Pelaksana Tugas (Plt) Kepala Dinas Perindustrian dan Perdagangan Kota Sungai Penuh, Jumadil, S.E, M.Si. saat dikonfirmasi wartasatu.info melalui saat di temui di sela sela pembagian gas elpiji 3 kg di kantor Camat Pesisir Bukit, Kamis 13/3) menyampaikan apresiasi kepada media yang ikut memantau kondisi di lapangan.

Menurutnya, informasi dari masyarakat dan media sangat membantu pemerintah dalam mengetahui persoalan distribusi gas elpiji di tingkat bawah.

Kami mengucapkan terima kasih kepada rekan-rekan media yang telah membantu memantau kondisi gas elpiji 3 kg di Kota Sungai Penuh. Dengan adanya informasi dari lapangan, tentu menjadi bahan evaluasi bagi kami untuk berbenah, khususnya dalam memastikan penyaluran gas bersubsidi benar-benar tepat sasaran,” ujar Jumadil.

Ia menjelaskan, Disperindag bersama pihak Pertamina hari mulai melaksanakan operasi pasar di beberapa wilayah yang dinilai membutuhkan penambahan pasokan, di antaranya pada Kamis (13/3) di Kecamatan Pesisir Bukit, sedang pada Sabtu (15/3) di kecamatan Kumun Debai dan Pondok Tinggi. di beberapa wilayah yang dinilai membutuhkan penambahan pasokan.

Mulai Kamis pagi kami akan melakukan operasi pasar di Kecamatan Pesisir Bukit dan sabtu Kecamatan Kumun Debai dan Pondok Tinggi.

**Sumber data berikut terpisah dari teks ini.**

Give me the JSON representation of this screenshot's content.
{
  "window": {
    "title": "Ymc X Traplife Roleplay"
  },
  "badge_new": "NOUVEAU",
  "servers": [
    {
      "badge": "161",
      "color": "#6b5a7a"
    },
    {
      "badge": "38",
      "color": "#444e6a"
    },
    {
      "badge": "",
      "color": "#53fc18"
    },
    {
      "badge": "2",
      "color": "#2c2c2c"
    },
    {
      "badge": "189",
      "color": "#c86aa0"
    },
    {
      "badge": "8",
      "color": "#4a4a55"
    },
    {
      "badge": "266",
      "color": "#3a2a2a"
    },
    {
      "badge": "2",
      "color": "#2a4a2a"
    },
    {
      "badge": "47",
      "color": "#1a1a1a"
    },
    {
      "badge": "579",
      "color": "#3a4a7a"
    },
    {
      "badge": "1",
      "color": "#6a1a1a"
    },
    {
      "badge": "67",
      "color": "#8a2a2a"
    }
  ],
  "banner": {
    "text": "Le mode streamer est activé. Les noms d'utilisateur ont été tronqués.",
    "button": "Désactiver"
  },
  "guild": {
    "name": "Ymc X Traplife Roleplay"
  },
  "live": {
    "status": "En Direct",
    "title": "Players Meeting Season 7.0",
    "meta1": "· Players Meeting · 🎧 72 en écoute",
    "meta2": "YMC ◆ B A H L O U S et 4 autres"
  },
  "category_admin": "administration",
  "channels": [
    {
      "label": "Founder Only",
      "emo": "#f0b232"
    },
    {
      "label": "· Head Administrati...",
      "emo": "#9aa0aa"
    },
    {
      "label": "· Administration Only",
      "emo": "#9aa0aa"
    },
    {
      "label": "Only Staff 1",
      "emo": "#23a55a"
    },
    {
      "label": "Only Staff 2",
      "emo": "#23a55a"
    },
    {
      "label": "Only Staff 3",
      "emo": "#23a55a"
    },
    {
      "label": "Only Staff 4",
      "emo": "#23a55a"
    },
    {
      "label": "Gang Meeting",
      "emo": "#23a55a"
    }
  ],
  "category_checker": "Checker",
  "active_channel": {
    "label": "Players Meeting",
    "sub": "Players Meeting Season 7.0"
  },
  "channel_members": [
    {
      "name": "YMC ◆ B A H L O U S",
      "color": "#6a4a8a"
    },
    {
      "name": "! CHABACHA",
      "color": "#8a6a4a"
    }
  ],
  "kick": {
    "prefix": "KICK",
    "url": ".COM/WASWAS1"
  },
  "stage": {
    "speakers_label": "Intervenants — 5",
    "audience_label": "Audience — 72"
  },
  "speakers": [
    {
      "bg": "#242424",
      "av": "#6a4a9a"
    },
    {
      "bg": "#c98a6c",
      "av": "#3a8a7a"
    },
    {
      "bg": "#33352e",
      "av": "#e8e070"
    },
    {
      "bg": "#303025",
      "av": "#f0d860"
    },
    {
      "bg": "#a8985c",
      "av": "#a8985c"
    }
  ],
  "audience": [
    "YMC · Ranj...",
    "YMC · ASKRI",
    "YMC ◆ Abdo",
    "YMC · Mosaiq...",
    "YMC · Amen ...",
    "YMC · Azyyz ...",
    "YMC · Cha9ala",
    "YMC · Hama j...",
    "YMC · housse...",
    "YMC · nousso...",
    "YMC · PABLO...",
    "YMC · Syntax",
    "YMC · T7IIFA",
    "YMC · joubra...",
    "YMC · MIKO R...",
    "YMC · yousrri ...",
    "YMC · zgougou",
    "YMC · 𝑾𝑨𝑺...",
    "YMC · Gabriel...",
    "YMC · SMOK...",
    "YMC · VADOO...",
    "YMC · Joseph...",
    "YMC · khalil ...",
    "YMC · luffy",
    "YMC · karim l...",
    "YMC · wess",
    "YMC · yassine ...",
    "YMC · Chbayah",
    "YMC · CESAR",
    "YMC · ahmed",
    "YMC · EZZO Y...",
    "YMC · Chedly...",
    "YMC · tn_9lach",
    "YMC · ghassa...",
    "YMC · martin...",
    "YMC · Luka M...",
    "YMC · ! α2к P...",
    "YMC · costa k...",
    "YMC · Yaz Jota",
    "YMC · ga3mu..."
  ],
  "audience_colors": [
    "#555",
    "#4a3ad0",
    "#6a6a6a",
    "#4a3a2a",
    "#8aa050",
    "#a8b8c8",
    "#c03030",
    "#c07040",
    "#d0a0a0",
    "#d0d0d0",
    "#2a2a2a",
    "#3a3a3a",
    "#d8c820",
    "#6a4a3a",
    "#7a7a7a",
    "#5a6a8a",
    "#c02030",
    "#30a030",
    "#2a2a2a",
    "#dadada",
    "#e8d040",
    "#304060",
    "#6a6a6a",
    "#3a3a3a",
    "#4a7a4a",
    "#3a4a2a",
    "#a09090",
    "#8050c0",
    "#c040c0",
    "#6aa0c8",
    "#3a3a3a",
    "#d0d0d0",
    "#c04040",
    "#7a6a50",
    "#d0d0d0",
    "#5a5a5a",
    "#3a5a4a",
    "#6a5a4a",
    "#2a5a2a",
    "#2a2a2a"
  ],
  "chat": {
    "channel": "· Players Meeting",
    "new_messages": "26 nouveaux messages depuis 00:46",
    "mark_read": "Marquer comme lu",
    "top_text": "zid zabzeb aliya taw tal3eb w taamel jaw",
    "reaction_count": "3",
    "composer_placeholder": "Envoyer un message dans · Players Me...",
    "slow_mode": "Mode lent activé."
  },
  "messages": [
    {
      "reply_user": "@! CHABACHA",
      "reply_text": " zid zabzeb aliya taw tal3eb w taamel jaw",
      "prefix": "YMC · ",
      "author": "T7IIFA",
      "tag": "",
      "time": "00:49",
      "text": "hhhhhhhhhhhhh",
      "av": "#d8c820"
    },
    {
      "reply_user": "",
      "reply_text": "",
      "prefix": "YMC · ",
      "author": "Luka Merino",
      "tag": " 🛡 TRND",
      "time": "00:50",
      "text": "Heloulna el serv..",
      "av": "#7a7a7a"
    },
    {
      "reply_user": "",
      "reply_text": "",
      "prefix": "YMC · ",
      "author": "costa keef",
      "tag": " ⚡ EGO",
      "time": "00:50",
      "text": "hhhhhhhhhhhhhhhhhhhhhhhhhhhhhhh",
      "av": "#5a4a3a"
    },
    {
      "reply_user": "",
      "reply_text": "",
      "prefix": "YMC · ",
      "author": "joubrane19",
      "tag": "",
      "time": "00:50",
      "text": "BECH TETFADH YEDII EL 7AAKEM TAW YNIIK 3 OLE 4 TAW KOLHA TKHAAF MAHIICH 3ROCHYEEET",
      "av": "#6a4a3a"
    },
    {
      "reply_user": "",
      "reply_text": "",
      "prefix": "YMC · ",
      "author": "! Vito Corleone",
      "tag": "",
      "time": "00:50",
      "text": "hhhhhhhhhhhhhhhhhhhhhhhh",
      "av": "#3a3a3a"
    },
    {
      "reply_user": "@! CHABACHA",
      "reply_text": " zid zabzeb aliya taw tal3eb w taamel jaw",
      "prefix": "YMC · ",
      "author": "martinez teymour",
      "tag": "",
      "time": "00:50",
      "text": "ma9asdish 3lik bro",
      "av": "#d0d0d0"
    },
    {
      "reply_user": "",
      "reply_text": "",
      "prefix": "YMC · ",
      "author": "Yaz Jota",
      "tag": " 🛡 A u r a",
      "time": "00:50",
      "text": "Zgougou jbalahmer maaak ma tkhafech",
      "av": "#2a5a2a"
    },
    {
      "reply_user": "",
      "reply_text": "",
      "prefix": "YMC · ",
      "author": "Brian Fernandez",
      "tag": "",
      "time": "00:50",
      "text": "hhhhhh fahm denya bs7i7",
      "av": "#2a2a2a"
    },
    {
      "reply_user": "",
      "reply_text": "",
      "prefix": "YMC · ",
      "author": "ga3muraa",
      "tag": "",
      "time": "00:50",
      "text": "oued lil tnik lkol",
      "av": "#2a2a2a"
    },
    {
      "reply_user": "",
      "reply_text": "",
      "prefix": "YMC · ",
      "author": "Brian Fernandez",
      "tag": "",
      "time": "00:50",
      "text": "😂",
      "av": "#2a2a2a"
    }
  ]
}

Kegiatan ini bekerja sama dengan pihak Pertamina untuk menambah pasokan gas elpiji 3 kg di tengah masyarakat,” jelasnya.

Dalam operasi pasar tersebut, kata Jumadil, gas elpiji bersubsidi di jual dengan harga Rp 20 ribu per tabung gas elpiji 3 kg akan diprioritaskan bagi kelompok yang memang berhak sesuai ketentuan pemerintah, seperti rumah tangga kurang mampu, pelaku usaha mikro, serta petani,. Adapun syarat pengambilan membawa KTap asli dan uang sebesar Rp20 ribu.

Ia berharap langkah ini dapat membantu menstabilkan ketersediaan gas elpiji di lapangan sekaligus mencegah kenaikan harga yang tidak sesuai dengan Harga Eceran Tertinggi (HET).

Harapan kita dengan adanya operasi pasar ini, masyarakat tidak lagi kesulitan mendapatkan gas elpiji 3 kg dan harga di lapangan tetap sesuai dengan ketentuan yang berlaku,” tambahnya.

Terkait adanya sorotan masyarakat mengenai pengawasan pangkalan dan distribusi yang dinilai belum maksimal, Jumadil mengakui hal tersebut menjadi perhatian pihaknya. Disperindag, kata dia, akan melakukan evaluasi dan pembenahan agar distribusi gas bersubsidi dapat berjalan lebih tertib dan transparan.

Kami menyadari masih ada kekurangan dalam pengawasan di lapangan. Untuk itu ke depan akan kami benahi semaksimal mungkin, baik dalam pengawasan pangkalan maupun distribusinya. Dukungan dan pengawasan dari masyarakat serta media sangat kami harapkan agar gas elpiji 3 kg benar-benar sampai kepada yang berhak,” pungkasnya.